Party leaders now say a malfunction in the electronic voting system miscounted ballots, forcing them to revoke the endorsement entirely. The Minneapolis DFL has been placed on two-year probation, barred from endorsing in the mayoral race.
For a party that claims to champion “secure, fair elections,” this reversal is more than a technical glitch. It’s a credibility crisis.
Hypocrisy on Display
The DFL has spent years insisting that Minnesota’s election systems are rock solid. Mail ballots, drop boxes, digital tabulation — all above reproach, we were told. Yet when the system went sideways in their own convention, suddenly the safeguards weren’t good enough.
It raises the obvious question: if the DFL won’t trust its own results, why should voters trust them at all?
A Family Feud Made Public
The fallout is widening. Fateh and his backers, including Rep. Ilhan Omar, denounce the decision as “disenfranchisement by party insiders.” Local organizers feel scapegoated, while state leadership tries to spin the reversal as “procedural.”
But the damage is done. Whether you see Fateh as a bold progressive or a reckless radical, the fact remains: the DFL managed to turn a moment of grassroots energy into another reminder that party politics is often more about control than democracy.
Stakes Beyond Minneapolis
The cracks in the metro are more than local drama. Control of the Minnesota Senate may hinge on upcoming suburban primaries in places like Woodbury and Brooklyn Park.

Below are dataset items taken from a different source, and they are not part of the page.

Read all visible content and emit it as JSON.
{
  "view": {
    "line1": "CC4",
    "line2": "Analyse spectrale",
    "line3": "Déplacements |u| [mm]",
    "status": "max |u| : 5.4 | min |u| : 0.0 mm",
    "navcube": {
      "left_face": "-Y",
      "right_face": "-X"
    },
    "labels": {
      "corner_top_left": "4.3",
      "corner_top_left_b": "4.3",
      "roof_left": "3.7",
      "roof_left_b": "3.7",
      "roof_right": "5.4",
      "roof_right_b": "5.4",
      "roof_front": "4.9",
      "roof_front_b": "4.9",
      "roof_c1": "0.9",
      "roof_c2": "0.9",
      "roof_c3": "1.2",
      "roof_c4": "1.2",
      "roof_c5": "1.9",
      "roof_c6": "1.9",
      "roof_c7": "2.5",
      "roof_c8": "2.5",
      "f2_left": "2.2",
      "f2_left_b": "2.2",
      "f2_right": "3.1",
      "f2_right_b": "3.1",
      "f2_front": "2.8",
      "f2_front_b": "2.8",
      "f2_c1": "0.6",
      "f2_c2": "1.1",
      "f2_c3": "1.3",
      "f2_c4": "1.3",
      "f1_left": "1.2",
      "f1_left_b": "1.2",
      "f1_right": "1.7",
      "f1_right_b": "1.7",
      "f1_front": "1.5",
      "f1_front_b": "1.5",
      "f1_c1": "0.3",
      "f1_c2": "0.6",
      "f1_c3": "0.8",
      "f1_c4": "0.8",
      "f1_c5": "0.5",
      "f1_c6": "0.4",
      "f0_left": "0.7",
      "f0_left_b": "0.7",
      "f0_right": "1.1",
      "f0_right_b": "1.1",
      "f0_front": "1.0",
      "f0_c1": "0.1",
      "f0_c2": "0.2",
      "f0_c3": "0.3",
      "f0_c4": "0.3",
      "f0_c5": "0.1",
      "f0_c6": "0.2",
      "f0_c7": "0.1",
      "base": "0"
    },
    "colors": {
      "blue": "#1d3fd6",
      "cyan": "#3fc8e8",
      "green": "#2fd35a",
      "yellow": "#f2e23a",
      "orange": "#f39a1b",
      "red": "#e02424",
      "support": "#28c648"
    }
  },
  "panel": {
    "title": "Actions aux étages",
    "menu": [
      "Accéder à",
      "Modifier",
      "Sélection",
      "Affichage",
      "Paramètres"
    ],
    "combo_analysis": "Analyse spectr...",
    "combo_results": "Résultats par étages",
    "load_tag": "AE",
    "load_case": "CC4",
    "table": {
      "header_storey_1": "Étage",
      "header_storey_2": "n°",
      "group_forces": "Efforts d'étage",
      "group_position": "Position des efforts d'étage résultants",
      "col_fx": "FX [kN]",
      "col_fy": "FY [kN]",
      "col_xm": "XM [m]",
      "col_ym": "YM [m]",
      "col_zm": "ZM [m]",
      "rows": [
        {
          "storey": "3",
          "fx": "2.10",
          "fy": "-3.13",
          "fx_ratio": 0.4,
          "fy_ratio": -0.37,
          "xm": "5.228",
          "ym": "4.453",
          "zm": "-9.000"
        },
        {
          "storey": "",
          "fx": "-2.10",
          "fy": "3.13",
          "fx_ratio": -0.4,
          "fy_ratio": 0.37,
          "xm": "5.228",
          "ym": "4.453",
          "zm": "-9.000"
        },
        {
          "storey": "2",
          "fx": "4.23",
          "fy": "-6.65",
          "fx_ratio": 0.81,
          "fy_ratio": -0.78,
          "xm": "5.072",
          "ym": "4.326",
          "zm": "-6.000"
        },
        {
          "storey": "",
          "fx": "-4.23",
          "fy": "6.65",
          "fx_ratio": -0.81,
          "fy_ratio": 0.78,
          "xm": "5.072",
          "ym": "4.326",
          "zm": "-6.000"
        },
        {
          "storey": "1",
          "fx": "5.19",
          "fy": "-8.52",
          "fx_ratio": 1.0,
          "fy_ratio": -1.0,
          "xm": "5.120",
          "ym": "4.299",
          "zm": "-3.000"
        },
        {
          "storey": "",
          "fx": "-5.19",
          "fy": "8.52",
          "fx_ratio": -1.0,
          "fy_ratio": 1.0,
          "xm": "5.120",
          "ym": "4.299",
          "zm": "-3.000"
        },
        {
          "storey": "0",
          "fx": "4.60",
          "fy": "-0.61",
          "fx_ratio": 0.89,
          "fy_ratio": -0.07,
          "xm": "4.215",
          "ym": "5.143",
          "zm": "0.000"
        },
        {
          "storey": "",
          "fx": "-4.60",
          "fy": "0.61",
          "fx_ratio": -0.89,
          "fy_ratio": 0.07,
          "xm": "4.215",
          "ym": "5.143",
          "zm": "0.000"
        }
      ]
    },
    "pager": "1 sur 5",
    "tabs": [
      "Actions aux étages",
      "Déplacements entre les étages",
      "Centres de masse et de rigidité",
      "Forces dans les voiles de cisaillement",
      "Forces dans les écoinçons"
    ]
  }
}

After the sudden passing of Speaker Melissa Hortman, the DFL can’t afford to project chaos heading into a fall where the balance of power is already razor thin.
Bipartisan Angle
For Republicans, the episode is a gift: proof the DFL can’t run its own affairs. For Democrats, especially progressives, it’s a warning that the establishment still calls the shots — even when grassroots majorities say otherwise.
Both sides can agree on one thing: Minneapolis voters are left with a mayoral race clouded in doubt, and a party that looks divided when unity is supposed to be its greatest strength.
Final Word
First it was Gaza where recognition collided with accountability. Now in Minnesota, it’s the DFL itself being forced to reckon with the same principle: you can’t preach election integrity and then disown your own results.
In the Twin Cities, the endorsement reversal may prove more than a footnote. It’s a stress test of whether the DFL can hold its fractured coalition together — or whether the cracks now showing in Minneapolis will spread statewide.